DEF CON Insights is a data analysis project that transforms DEF CON conference data into clean, structured formats for deeper exploration and visualization.
This repository currently provides scripts to fetch and process structured content (events, tags, speakers, locations) from DEF CON’s Firebase backend. A Quarto site with published statistics, trends, and visual insights is planned.

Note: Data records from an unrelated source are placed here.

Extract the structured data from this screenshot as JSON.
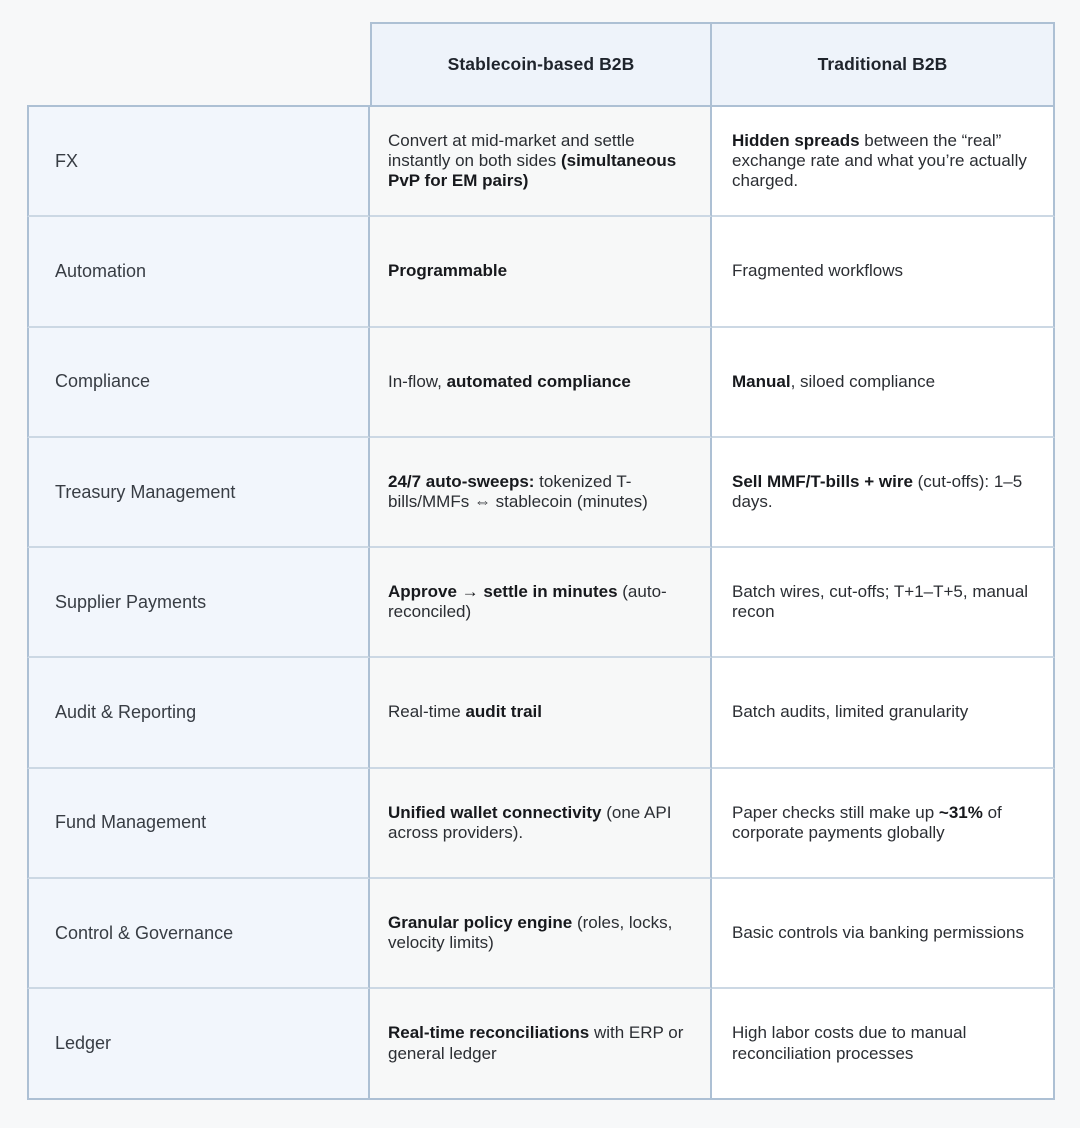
{
  "table": {
    "columns": [
      {
        "label": "Stablecoin-based B2B"
      },
      {
        "label": "Traditional B2B"
      }
    ],
    "rows": [
      {
        "label": "FX",
        "stablecoin": [
          {
            "t": "Convert at mid-market and settle instantly on both sides ",
            "b": false
          },
          {
            "t": "(simultaneous PvP for EM pairs)",
            "b": true
          }
        ],
        "traditional": [
          {
            "t": "Hidden spreads",
            "b": true
          },
          {
            "t": " between the “real” exchange rate and what you’re actually charged.",
            "b": false
          }
        ]
      },
      {
        "label": "Automation",
        "stablecoin": [
          {
            "t": "Programmable",
            "b": true
          }
        ],
        "traditional": [
          {
            "t": "Fragmented workflows",
            "b": false
          }
        ]
      },
      {
        "label": "Compliance",
        "stablecoin": [
          {
            "t": "In-flow, ",
            "b": false
          },
          {
            "t": "automated compliance",
            "b": true
          }
        ],
        "traditional": [
          {
            "t": "Manual",
            "b": true
          },
          {
            "t": ", siloed compliance",
            "b": false
          }
        ]
      },
      {
        "label": "Treasury Management",
        "stablecoin": [
          {
            "t": "24/7 auto-sweeps:",
            "b": true
          },
          {
            "t": " tokenized T-bills/MMFs ⇔ stablecoin (minutes)",
            "b": false
          }
        ],
        "traditional": [
          {
            "t": "Sell MMF/T-bills + wire",
            "b": true
          },
          {
            "t": " (cut-offs): 1–5 days.",
            "b": false
          }
        ]
      },
      {
        "label": "Supplier Payments",
        "stablecoin": [
          {
            "t": "Approve → settle in minutes",
            "b": true
          },
          {
            "t": " (auto-reconciled)",
            "b": false
          }
        ],
        "traditional": [
          {
            "t": "Batch wires, cut-offs; T+1–T+5, manual recon",
            "b": false
          }
        ]
      },
      {
        "label": "Audit & Reporting",
        "stablecoin": [
          {
            "t": "Real-time ",
            "b": false
          },
          {
            "t": "audit trail",
            "b": true
          }
        ],
        "traditional": [
          {
            "t": "Batch audits, limited granularity",
            "b": false
          }
        ]
      },
      {
        "label": "Fund Management",
        "stablecoin": [
          {
            "t": "Unified wallet connectivity",
            "b": true
          },
          {
            "t": " (one API across providers).",
            "b": false
          }
        ],
        "traditional": [
          {
            "t": "Paper checks still make up ",
            "b": false
          },
          {
            "t": "~31%",
            "b": true
          },
          {
            "t": " of corporate payments globally",
            "b": false
          }
        ]
      },
      {
        "label": "Control & Governance",
        "stablecoin": [
          {
            "t": "Granular policy engine",
            "b": true
          },
          {
            "t": " (roles, locks, velocity limits)",
            "b": false
          }
        ],
        "traditional": [
          {
            "t": "Basic controls via banking permissions",
            "b": false
          }
        ]
      },
      {
        "label": "Ledger",
        "stablecoin": [
          {
            "t": "Real-time reconciliations",
            "b": true
          },
          {
            "t": " with ERP or general ledger",
            "b": false
          }
        ],
        "traditional": [
          {
            "t": "High labor costs due to manual reconciliation processes",
            "b": false
          }
        ]
      }
    ],
    "colors": {
      "page_bg": "#f7f8f9",
      "header_bg": "#eef3fa",
      "label_column_bg": "#f2f6fc",
      "stablecoin_column_bg": "#f7f8f8",
      "traditional_column_bg": "#ffffff",
      "border_strong": "#adc0d4",
      "border_light": "#ccd8e4",
      "text": "#2b2e33"
    }
  },
  "chart_data": {
    "type": "table",
    "title": "",
    "columns": [
      "",
      "Stablecoin-based B2B",
      "Traditional B2B"
    ],
    "rows": [
      [
        "FX",
        "Convert at mid-market and settle instantly on both sides (simultaneous PvP for EM pairs)",
        "Hidden spreads between the “real” exchange rate and what you’re actually charged."
      ],
      [
        "Automation",
        "Programmable",
        "Fragmented workflows"
      ],
      [
        "Compliance",
        "In-flow, automated compliance",
        "Manual, siloed compliance"
      ],
      [
        "Treasury Management",
        "24/7 auto-sweeps: tokenized T-bills/MMFs ⇔ stablecoin (minutes)",
        "Sell MMF/T-bills + wire (cut-offs): 1–5 days."
      ],
      [
        "Supplier Payments",
        "Approve → settle in minutes (auto-reconciled)",
        "Batch wires, cut-offs; T+1–T+5, manual recon"
      ],
      [
        "Audit & Reporting",
        "Real-time audit trail",
        "Batch audits, limited granularity"
      ],
      [
        "Fund Management",
        "Unified wallet connectivity (one API across providers).",
        "Paper checks still make up ~31% of corporate payments globally"
      ],
      [
        "Control & Governance",
        "Granular policy engine (roles, locks, velocity limits)",
        "Basic controls via banking permissions"
      ],
      [
        "Ledger",
        "Real-time reconciliations with ERP or general ledger",
        "High labor costs due to manual reconciliation processes"
      ]
    ],
    "layout": "first column = row labels (light blue), middle column = stablecoin (light gray), right column = traditional (white); header spans only the two right columns"
  }
}
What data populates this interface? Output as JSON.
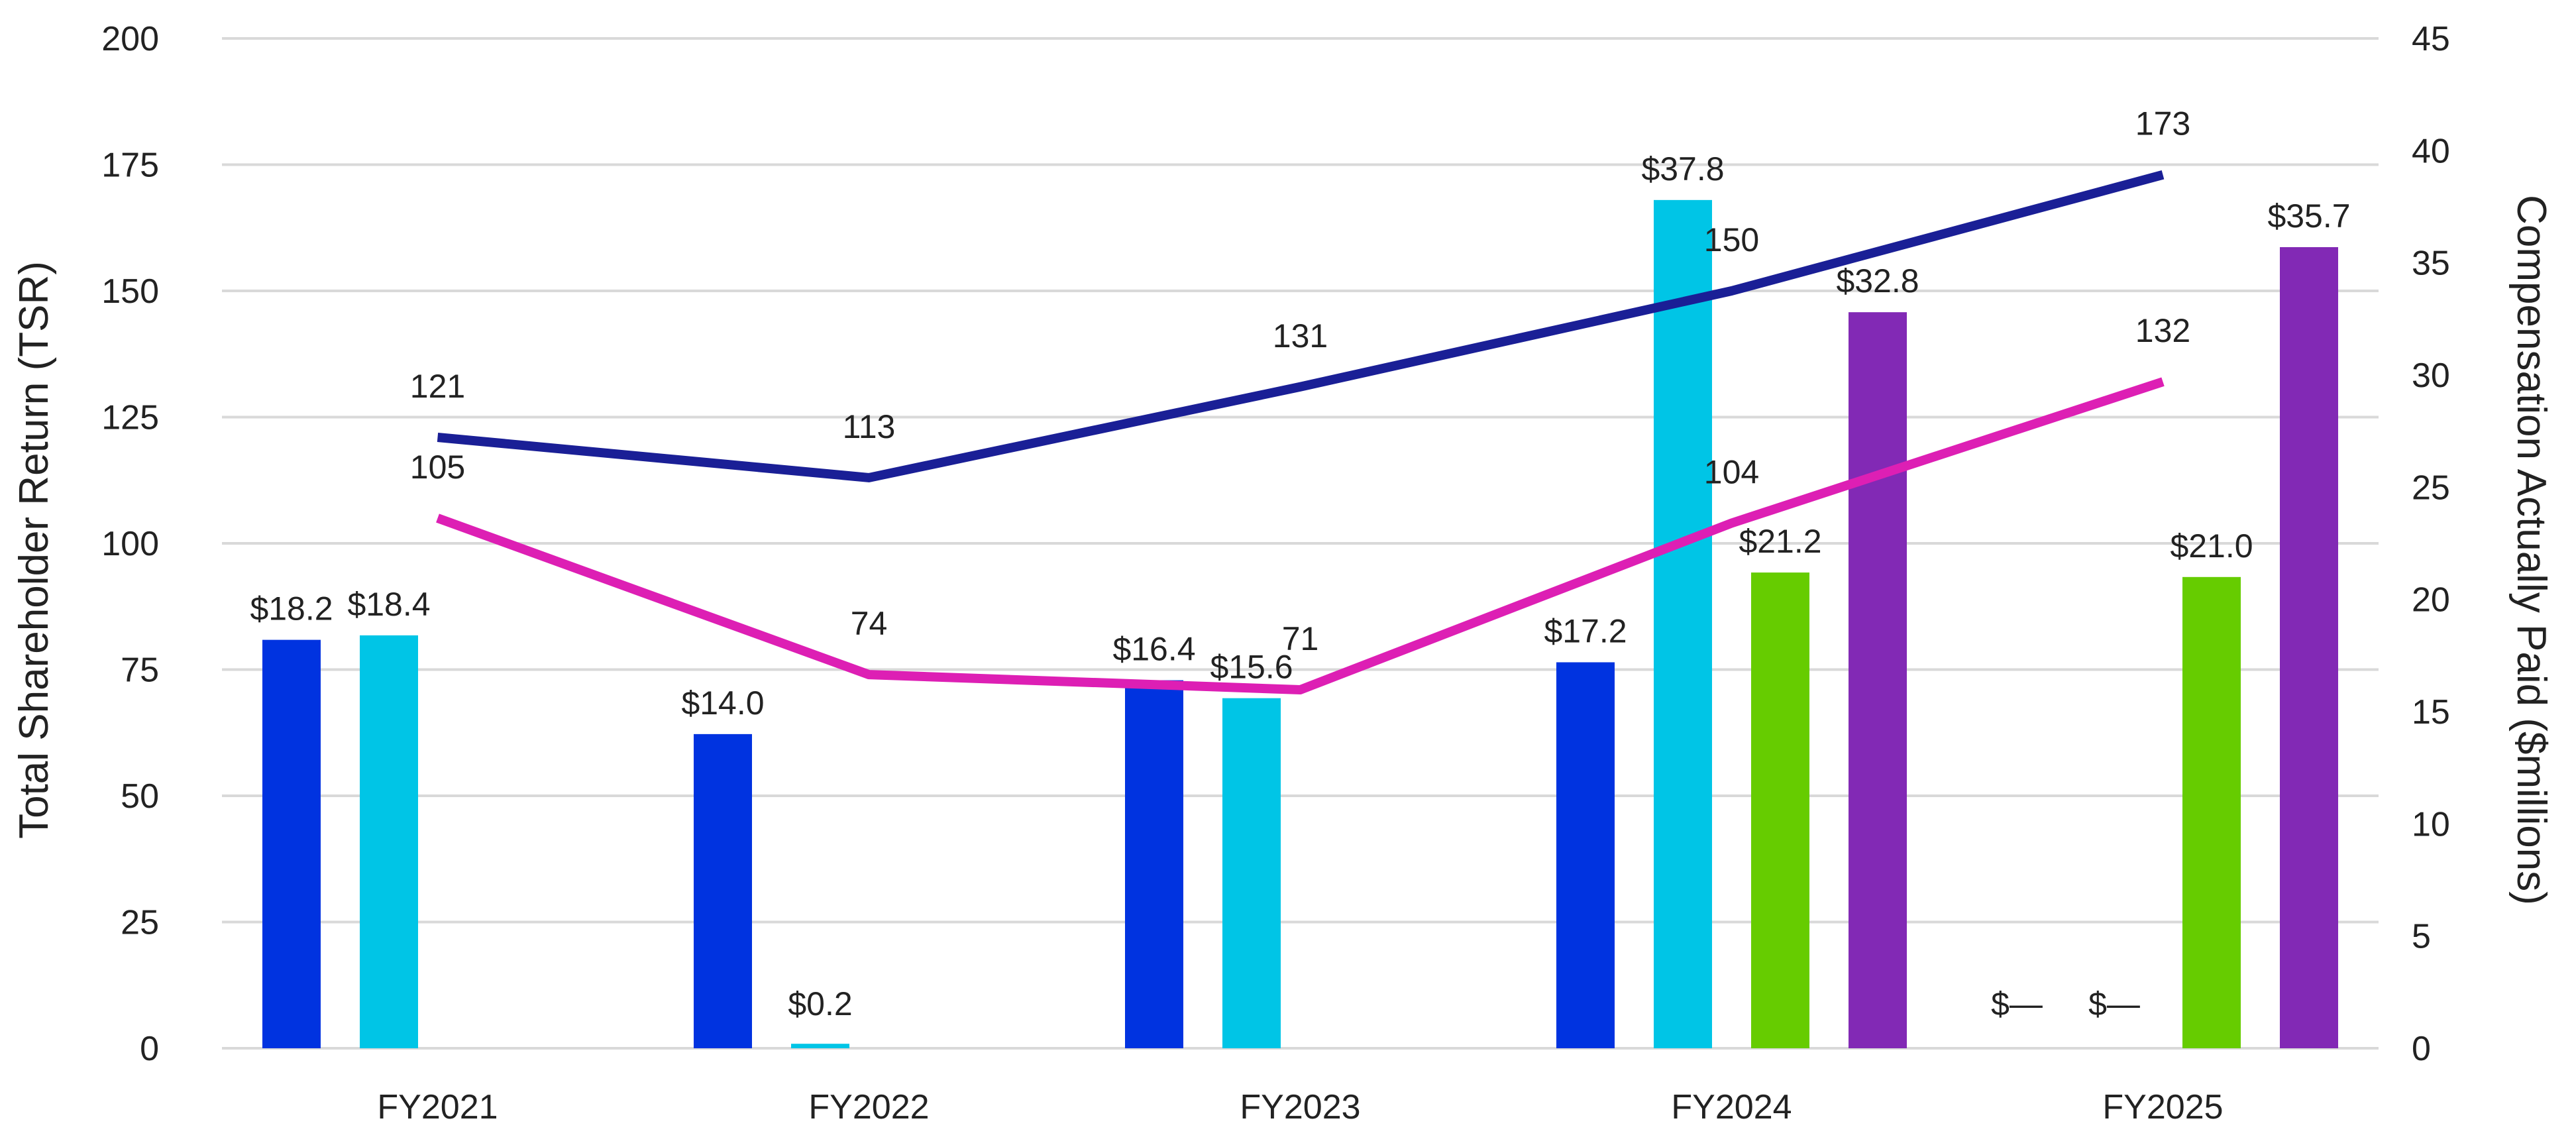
{
  "chart_data": {
    "type": "bar",
    "categories": [
      "FY2021",
      "FY2022",
      "FY2023",
      "FY2024",
      "FY2025"
    ],
    "y_left": {
      "label": "Total Shareholder Return (TSR)",
      "lim": [
        0,
        200
      ],
      "ticks": [
        "0",
        "25",
        "50",
        "75",
        "100",
        "125",
        "150",
        "175",
        "200"
      ]
    },
    "y_right": {
      "label": "Compensation Actually Paid ($millions)",
      "lim": [
        0,
        45
      ],
      "ticks": [
        "0",
        "5",
        "10",
        "15",
        "20",
        "25",
        "30",
        "35",
        "40",
        "45"
      ]
    },
    "grid": true,
    "bar_series": [
      {
        "color": "#0033e0",
        "values": [
          18.2,
          14.0,
          16.4,
          17.2,
          0
        ],
        "labels": [
          "$18.2",
          "$14.0",
          "$16.4",
          "$17.2",
          "$—"
        ]
      },
      {
        "color": "#00c5e6",
        "values": [
          18.4,
          0.2,
          15.6,
          37.8,
          0
        ],
        "labels": [
          "$18.4",
          "$0.2",
          "$15.6",
          "$37.8",
          "$—"
        ]
      },
      {
        "color": "#66cc00",
        "values": [
          null,
          null,
          null,
          21.2,
          21.0
        ],
        "labels": [
          "",
          "",
          "",
          "$21.2",
          "$21.0"
        ]
      },
      {
        "color": "#8229b5",
        "values": [
          null,
          null,
          null,
          32.8,
          35.7
        ],
        "labels": [
          "",
          "",
          "",
          "$32.8",
          "$35.7"
        ]
      }
    ],
    "line_series": [
      {
        "color": "#1a1f96",
        "values": [
          121,
          113,
          131,
          150,
          173
        ],
        "labels": [
          "121",
          "113",
          "131",
          "150",
          "173"
        ]
      },
      {
        "color": "#dd1fb4",
        "values": [
          105,
          74,
          71,
          104,
          132
        ],
        "labels": [
          "105",
          "74",
          "71",
          "104",
          "132"
        ]
      }
    ]
  }
}
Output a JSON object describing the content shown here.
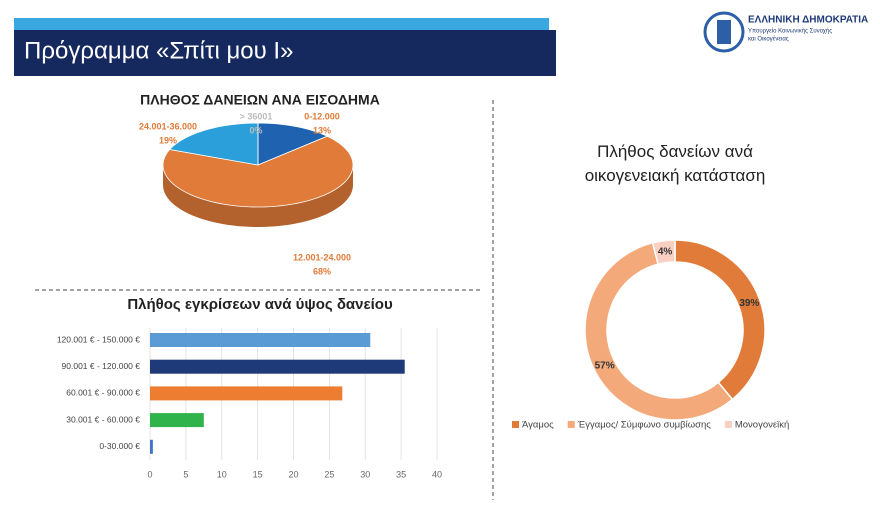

- Fetch raw data from DEF CON’s Firebase/Firestore
- Normalize and flatten nested fields into analysis-ready tables
- Combine multiple years for cross-year comparisons
scripts/
├── 01_fetch_firebase_data.py # Downloads raw JSON data for a given DEF CON year
├── 02_process_defcon_data.py # Transforms verbose Firestore exports into flat CSV/JSON
├── 03_combine_all_years.py # Merges all processed files into a single dataset
run_pipeline.sh # Orchestrates the full data pipeline for selected DEF CON years
You can run the full pipeline for DEF CON 32 and 33 using:
bash run_pipeline.sh
This will:
- Fetch raw data into
data/raw/
- Process cleaned files into
data/processed/
- Merge all processed years into
data/combined/defcon_all_events.csv
This project leverages:
- Polars for fast, multi-threaded DataFrame transformations
- Requests to fetch raw JSON from Firebase
- Quarto (coming) for analysis notebooks and site publishing
- Plotnine (coming) for grammar-of-graphics plotting and visual insights
This project is MIT-licensed. See LICENSE for details.